CONDAMNER L’État par lui-même pour VIOL –toujours par lui-même- de l’article 1 de la loi de 1905, avec aggravation par voie des faits suivants : l’État intervient dans le fonctionnement de la religion, en la persécutant.
SOUS AUCUNE RESERVE !

______Fort malencontreusement pour lui, l’État n’a pas l’heur d’être au-dessus des anges et de toutes les puissances invisibles, à la droite de Dieu. En conséquence, il intervient dans le fonctionnement d’une alliance sur laquelle il n’a aucune visibilité… sinon celle qui est exprimée sous la passion de révoltés, d’impatients et autres prisonniers de la mort, parce qu’ils font plus de bruit que les autres : beaucoup de bruit pour rien… qui ne concerne l’État tant qu’il n’y a ni dol ni délit de droit commun. Les coupables, eux les injustes, viennent introduire devant la justice ceux qui les désagréent, étant rendus à la vie ! Ce (mal)faisant, c’est la justice qu’ils font ainsi imploser, représentée par un État fauteur de guerre là où il devrait être garant de la paix civile ! La religion est en principe ce qui relie. Quand l’État intervient pour séparer ce qui est relié, il persécute la religion et plus encore le citoyen sur qui il compromet l’exercice de sa religion, démontrant de la sorte qu’il ne respecte pas toutes les croyances de manière égale : il n’y a donc plus de neutralité religieuse, surtout quand il est question de se ranger du côté des persécuteurs de la religion.
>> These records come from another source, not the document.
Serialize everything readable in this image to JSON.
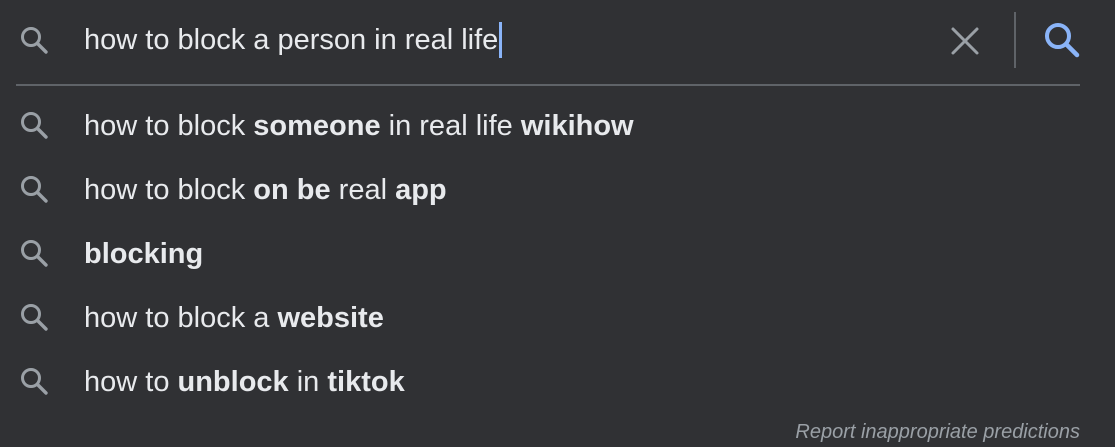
{
  "search": {
    "query": "how to block a person in real life",
    "left_icon": "search-icon",
    "clear_icon": "close-icon",
    "submit_icon": "search-icon"
  },
  "suggestions": [
    {
      "parts": [
        {
          "text": "how to block ",
          "bold": false
        },
        {
          "text": "someone",
          "bold": true
        },
        {
          "text": " in real life ",
          "bold": false
        },
        {
          "text": "wikihow",
          "bold": true
        }
      ]
    },
    {
      "parts": [
        {
          "text": "how to block ",
          "bold": false
        },
        {
          "text": "on be",
          "bold": true
        },
        {
          "text": " real ",
          "bold": false
        },
        {
          "text": "app",
          "bold": true
        }
      ]
    },
    {
      "parts": [
        {
          "text": "blocking",
          "bold": true
        }
      ]
    },
    {
      "parts": [
        {
          "text": "how to block a ",
          "bold": false
        },
        {
          "text": "website",
          "bold": true
        }
      ]
    },
    {
      "parts": [
        {
          "text": "how to ",
          "bold": false
        },
        {
          "text": "unblock",
          "bold": true
        },
        {
          "text": " in ",
          "bold": false
        },
        {
          "text": "tiktok",
          "bold": true
        }
      ]
    }
  ],
  "report_link": "Report inappropriate predictions",
  "colors": {
    "background": "#303134",
    "text": "#e8eaed",
    "muted": "#9aa0a6",
    "accent": "#8ab4f8",
    "divider": "#5f6368"
  }
}
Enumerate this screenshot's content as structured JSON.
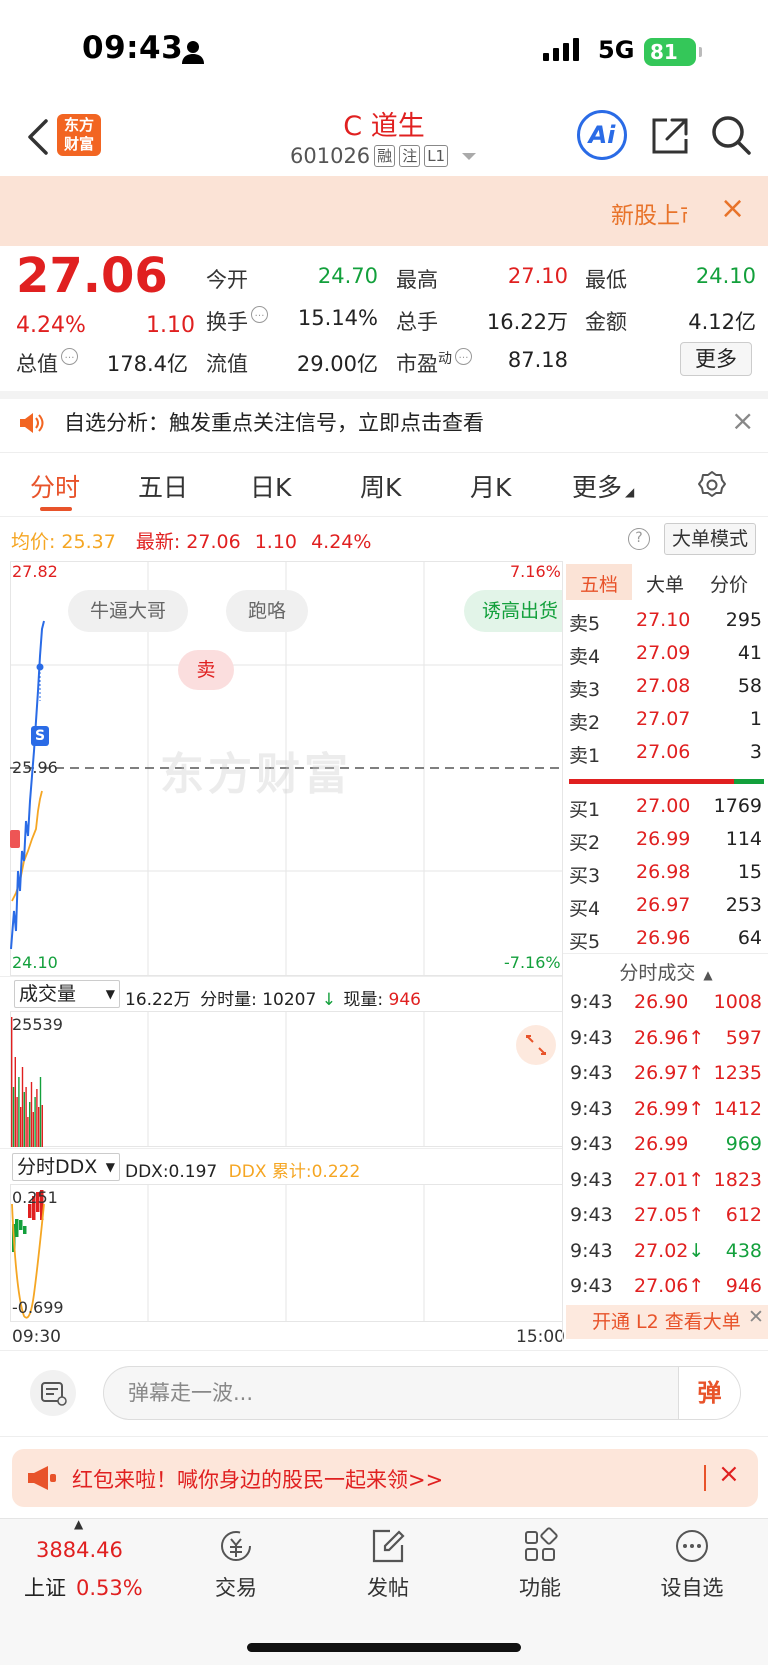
{
  "status_bar": {
    "time": "09:43",
    "network": "5G",
    "battery": "81"
  },
  "header": {
    "stock_name": "C 道生",
    "stock_code": "601026",
    "tags": [
      "融",
      "注",
      "L1"
    ],
    "logo_text_line1": "东方",
    "logo_text_line2": "财富",
    "ai_label": "Ai"
  },
  "banner": {
    "text": "新股上市",
    "close": "×"
  },
  "quote": {
    "price": "27.06",
    "change_pct": "4.24%",
    "change_abs": "1.10",
    "open_label": "今开",
    "open": "24.70",
    "high_label": "最高",
    "high": "27.10",
    "low_label": "最低",
    "low": "24.10",
    "turnover_label": "换手",
    "turnover": "15.14%",
    "volume_label": "总手",
    "volume": "16.22万",
    "amount_label": "金额",
    "amount": "4.12亿",
    "mktcap_label": "总值",
    "mktcap": "178.4亿",
    "float_label": "流值",
    "float": "29.00亿",
    "pe_label": "市盈",
    "pe_sup": "动",
    "pe": "87.18",
    "more": "更多"
  },
  "analysis": {
    "text": "自选分析：触发重点关注信号，立即点击查看",
    "close": "×"
  },
  "tabs": [
    "分时",
    "五日",
    "日K",
    "周K",
    "月K",
    "更多"
  ],
  "info_line": {
    "avg_label": "均价:",
    "avg": "25.37",
    "latest_label": "最新:",
    "latest": "27.06",
    "chg": "1.10",
    "pct": "4.24%",
    "help": "?",
    "mode_button": "大单模式"
  },
  "chart": {
    "price_high": "27.82",
    "price_low": "24.10",
    "pct_high": "7.16%",
    "pct_low": "-7.16%",
    "prev_close": "25.96",
    "watermark": "东方财富",
    "pills": [
      "牛逼大哥",
      "跑咯",
      "诱高出货"
    ],
    "sell_bubble": "卖",
    "s_marker": "S",
    "volume_select": "成交量",
    "volume_total": "16.22万",
    "minute_vol_label": "分时量:",
    "minute_vol": "10207",
    "arrow": "↓",
    "cur_vol_label": "现量:",
    "cur_vol": "946",
    "volume_max": "25539",
    "ddx_select": "分时DDX",
    "ddx_label": "DDX:0.197",
    "ddx_cum": "DDX 累计:0.222",
    "ddx_high": "0.251",
    "ddx_low": "-0.699",
    "time_start": "09:30",
    "time_end": "15:00",
    "colors": {
      "price_line": "#2a6be6",
      "avg_line": "#f5a623",
      "up": "#e02020",
      "down": "#13a03c"
    }
  },
  "order_book": {
    "tabs": [
      "五档",
      "大单",
      "分价"
    ],
    "asks": [
      {
        "label": "卖5",
        "price": "27.10",
        "vol": "295"
      },
      {
        "label": "卖4",
        "price": "27.09",
        "vol": "41"
      },
      {
        "label": "卖3",
        "price": "27.08",
        "vol": "58"
      },
      {
        "label": "卖2",
        "price": "27.07",
        "vol": "1"
      },
      {
        "label": "卖1",
        "price": "27.06",
        "vol": "3"
      }
    ],
    "bids": [
      {
        "label": "买1",
        "price": "27.00",
        "vol": "1769"
      },
      {
        "label": "买2",
        "price": "26.99",
        "vol": "114"
      },
      {
        "label": "买3",
        "price": "26.98",
        "vol": "15"
      },
      {
        "label": "买4",
        "price": "26.97",
        "vol": "253"
      },
      {
        "label": "买5",
        "price": "26.96",
        "vol": "64"
      }
    ],
    "trades_title": "分时成交",
    "trades": [
      {
        "time": "9:43",
        "price": "26.90",
        "arrow": "",
        "vol": "1008",
        "dir": "up"
      },
      {
        "time": "9:43",
        "price": "26.96",
        "arrow": "↑",
        "vol": "597",
        "dir": "up"
      },
      {
        "time": "9:43",
        "price": "26.97",
        "arrow": "↑",
        "vol": "1235",
        "dir": "up"
      },
      {
        "time": "9:43",
        "price": "26.99",
        "arrow": "↑",
        "vol": "1412",
        "dir": "up"
      },
      {
        "time": "9:43",
        "price": "26.99",
        "arrow": "",
        "vol": "969",
        "dir": "down"
      },
      {
        "time": "9:43",
        "price": "27.01",
        "arrow": "↑",
        "vol": "1823",
        "dir": "up"
      },
      {
        "time": "9:43",
        "price": "27.05",
        "arrow": "↑",
        "vol": "612",
        "dir": "up"
      },
      {
        "time": "9:43",
        "price": "27.02",
        "arrow": "↓",
        "vol": "438",
        "dir": "down"
      },
      {
        "time": "9:43",
        "price": "27.06",
        "arrow": "↑",
        "vol": "946",
        "dir": "up"
      }
    ],
    "l2_promo": "开通 L2 查看大单"
  },
  "comment": {
    "placeholder": "弹幕走一波...",
    "danmu_button": "弹"
  },
  "red_packet": {
    "text": "红包来啦！喊你身边的股民一起来领>>",
    "close": "×"
  },
  "bottom_nav": {
    "index_value": "3884.46",
    "index_name": "上证",
    "index_pct": "0.53%",
    "items": [
      {
        "label": "交易",
        "icon": "yuan-exchange-icon"
      },
      {
        "label": "发帖",
        "icon": "edit-post-icon"
      },
      {
        "label": "功能",
        "icon": "grid-apps-icon"
      },
      {
        "label": "设自选",
        "icon": "more-dots-icon"
      }
    ]
  }
}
Ce qui est patent dans une demande unilatérale d’alliance. Le "divorce" dépasse de beaucoup les compétences d’un Code civil : il ne s’agit pas de couper un rôti en tranches mais de briser le signe d’une alliance entre deux êtres vivants. Autrement dit –avec ou sans religion officielle-, tout acte posé en ce sens comporte nécessairement une dimension métaphysique : la densité de cette dimension relève absolument de l’intimité de l’individu. Toute intervention de l’extérieur dans cette intimité est un viol caractérisé. Toute intervention de l’extérieur ayant pour objet de contredire formellement ce qui relève de l’intimité de l’individu est une persécution agressive objective.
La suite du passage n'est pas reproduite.